Advantage’s technology is designed to deliver vehicle location and a host of intelligence that can monitor and assess finance risks in real time.
The company’s interactive dashboard can give finance companies both high-level and vehicle-specific, granular oversight of their automotive finance portfolio. The system is designed to prioritize profit obstacles and proactively notify managers of high-risk situations that further help prevent losses and mitigates their severity if they occur.
Advantage’s solutions portfolio includes wired and wireless devices, VIN verify products, custom APIs, pay-as-you-go options and features that can allow users to manage all their devices regardless of provider.
Acquisitions in the F&I space are starting to intensify just like what’s been happening in the dealership sector for some time now.
On Tuesday, APCO Holdings — home to the EasyCare, GWC Warranty and MemberCare brands — announced that it recently acquired Strategic Diversified.
Through a news release, APCO highlighted this acquisition demonstrates its commitment to supporting dealers across the country as they respond to a changing market, delivering solutions that improve business performance and enabling a seamless consumer experience across all touchpoints.

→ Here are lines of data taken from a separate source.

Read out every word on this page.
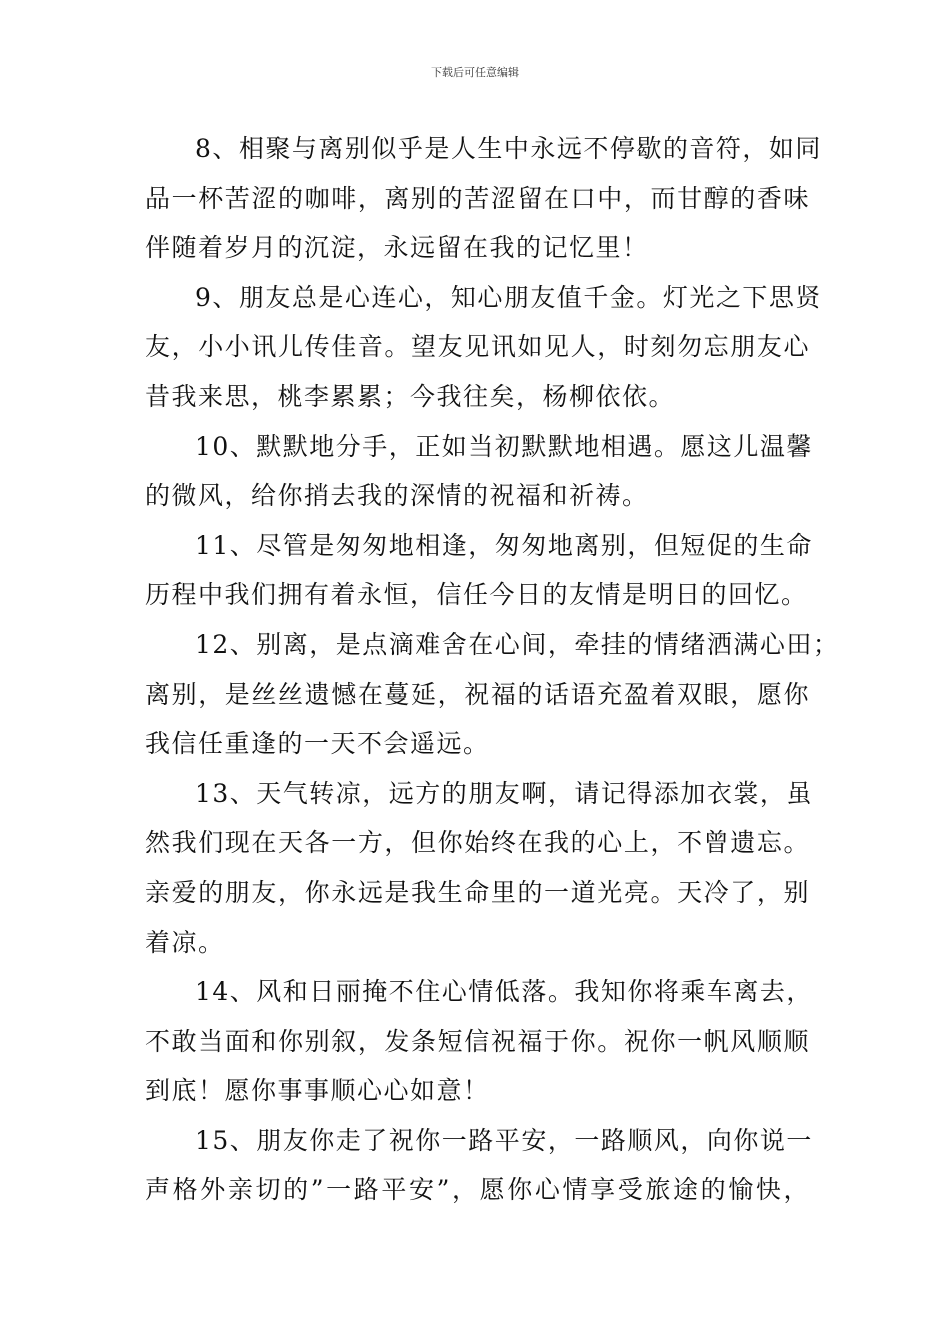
下载后可任意编辑

8、相聚与离别似乎是人生中永远不停歇的音符，如同
品一杯苦涩的咖啡，离别的苦涩留在口中，而甘醇的香味
伴随着岁月的沉淀，永远留在我的记忆里！

9、朋友总是心连心，知心朋友值千金。灯光之下思贤
友，小小讯儿传佳音。望友见讯如见人，时刻勿忘朋友心
昔我来思，桃李累累；今我往矣，杨柳依依。

10、默默地分手，正如当初默默地相遇。愿这儿温馨
的微风，给你捎去我的深情的祝福和祈祷。

11、尽管是匆匆地相逢，匆匆地离别，但短促的生命
历程中我们拥有着永恒，信任今日的友情是明日的回忆。

12、别离，是点滴难舍在心间，牵挂的情绪洒满心田；
离别，是丝丝遗憾在蔓延，祝福的话语充盈着双眼，愿你
我信任重逢的一天不会遥远。

13、天气转凉，远方的朋友啊，请记得添加衣裳，虽
然我们现在天各一方，但你始终在我的心上，不曾遗忘。
亲爱的朋友，你永远是我生命里的一道光亮。天冷了，别
着凉。

14、风和日丽掩不住心情低落。我知你将乘车离去，
不敢当面和你别叙，发条短信祝福于你。祝你一帆风顺顺
到底！愿你事事顺心心如意！

15、朋友你走了祝你一路平安，一路顺风，向你说一
声格外亲切的”一路平安”，愿你心情享受旅途的愉快，
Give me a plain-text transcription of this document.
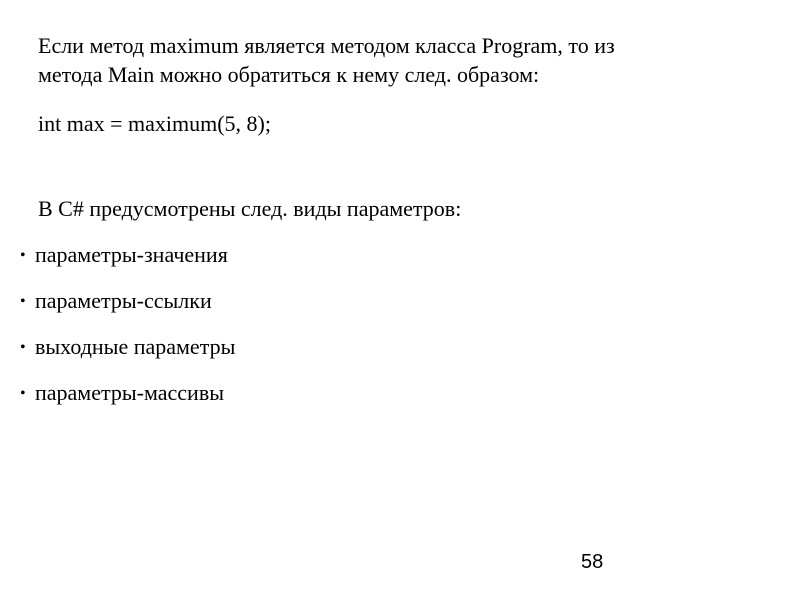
Если метод maximum является методом класса Program, то из
метода Main можно обратиться к нему след. образом:
int max = maximum(5, 8);
В C# предусмотрены след. виды параметров:
• параметры-значения
• параметры-ссылки
• выходные параметры
• параметры-массивы
58
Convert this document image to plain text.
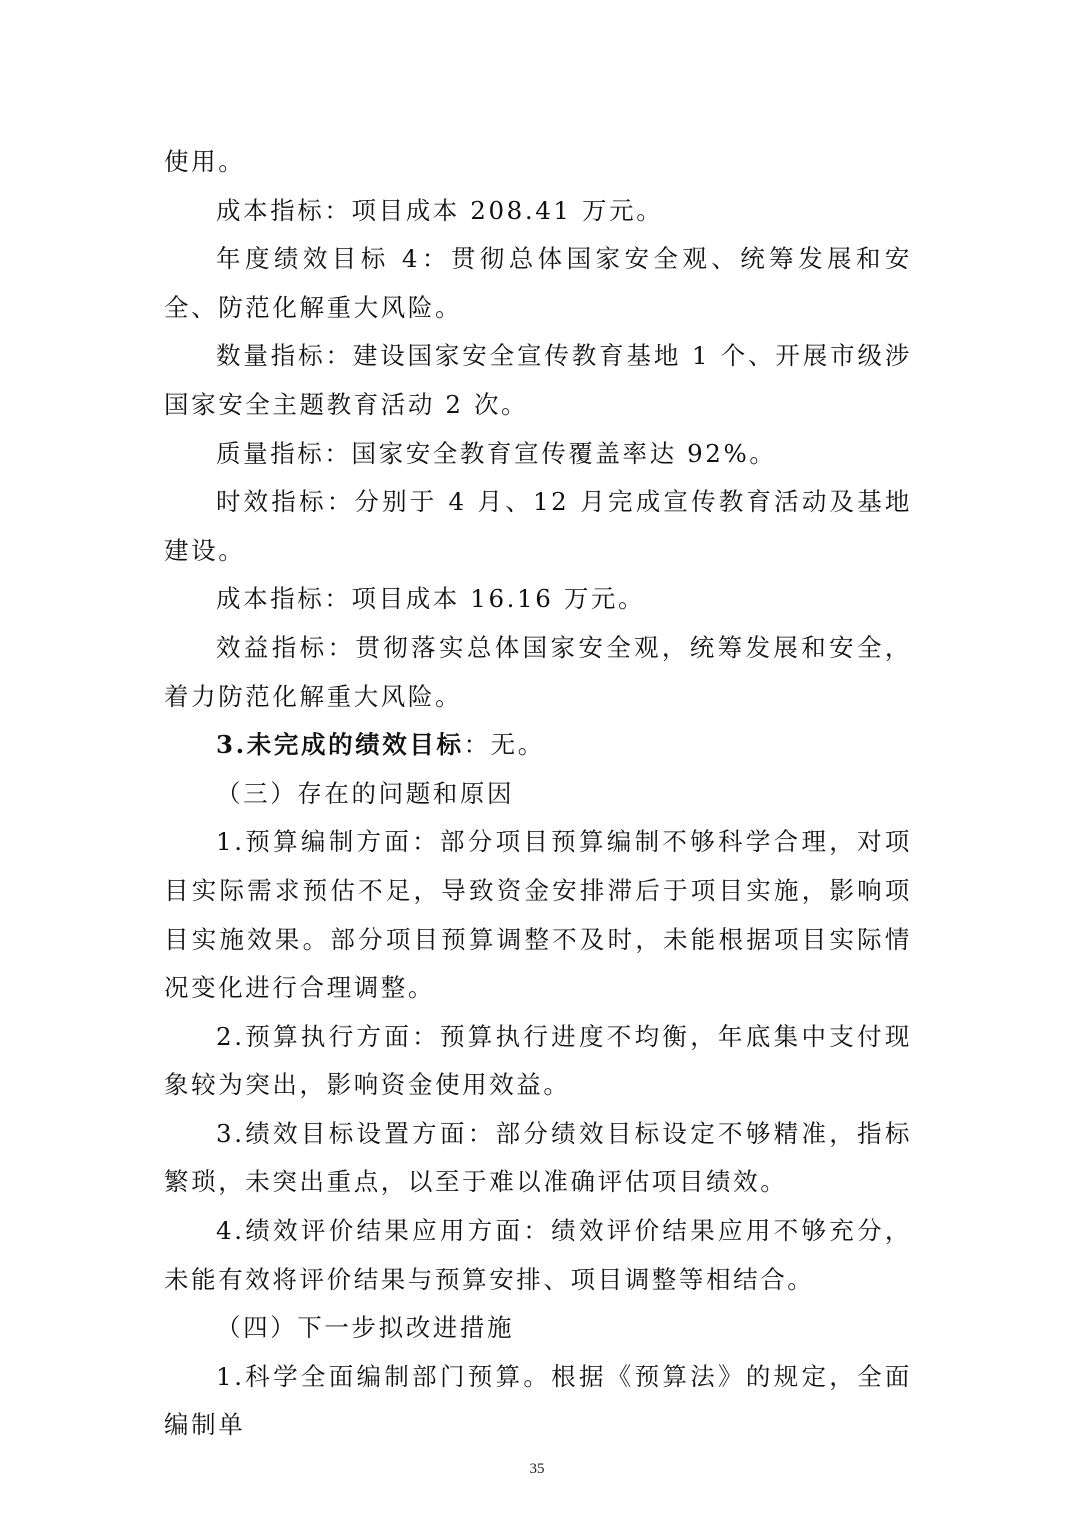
使用。

成本指标：项目成本 208.41 万元。

年度绩效目标 4：贯彻总体国家安全观、统筹发展和安全、防范化解重大风险。

数量指标：建设国家安全宣传教育基地 1 个、开展市级涉国家安全主题教育活动 2 次。

质量指标：国家安全教育宣传覆盖率达 92%。

时效指标：分别于 4 月、12 月完成宣传教育活动及基地建设。

成本指标：项目成本 16.16 万元。

效益指标：贯彻落实总体国家安全观，统筹发展和安全，着力防范化解重大风险。

3.未完成的绩效目标：无。

（三）存在的问题和原因

1.预算编制方面：部分项目预算编制不够科学合理，对项目实际需求预估不足，导致资金安排滞后于项目实施，影响项目实施效果。部分项目预算调整不及时，未能根据项目实际情况变化进行合理调整。

2.预算执行方面：预算执行进度不均衡，年底集中支付现象较为突出，影响资金使用效益。

3.绩效目标设置方面：部分绩效目标设定不够精准，指标繁琐，未突出重点，以至于难以准确评估项目绩效。

4.绩效评价结果应用方面：绩效评价结果应用不够充分，未能有效将评价结果与预算安排、项目调整等相结合。

（四）下一步拟改进措施

1.科学全面编制部门预算。根据《预算法》的规定，全面编制单

35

Strategic Diversified offers a variety of solutions to help dealers in the Mid-Atlantic states develop their F&I strategy to increases revenue and profitability.
“We are excited to announce the acquisition of Strategic Diversified,” APCO Holdings chief executive officer Scot Eisenfelder said in the news release. “Strategic Diversified has been a great partner of APCO since 1998, so we are very well-acquainted with their people, their values, and the exceptional service they provide their customers.
“This acquisition strengthens our position in the Mid-Atlantic and adds a talented team that is recognized as F&I development leaders. We look forward to investing in accelerating growth in the region and putting the full force of APCO resources to support their success,” Eisenfelder continued.
Strategic Diversified CEO Rob Volatile added these perspectives in the news release
“As a long-term partner, we have benefitted from APCO’s commitment to our dealers. The additional resources APCO will provide our team, particularly in digital retailing, will give us better tools to help our dealers thrive in the changing times ahead,” Volatile said.
“In addition, being part of a large team will add depth and breadth to our support while providing addition growth opportunities for our teammates,” he went on to say.
APCO’s move arrived after National Auto Car acquired five more agencies late last month, pushing the F&I industry a bit toward the merger and acquisition trajectory that’s setting records in the franchised dealership world.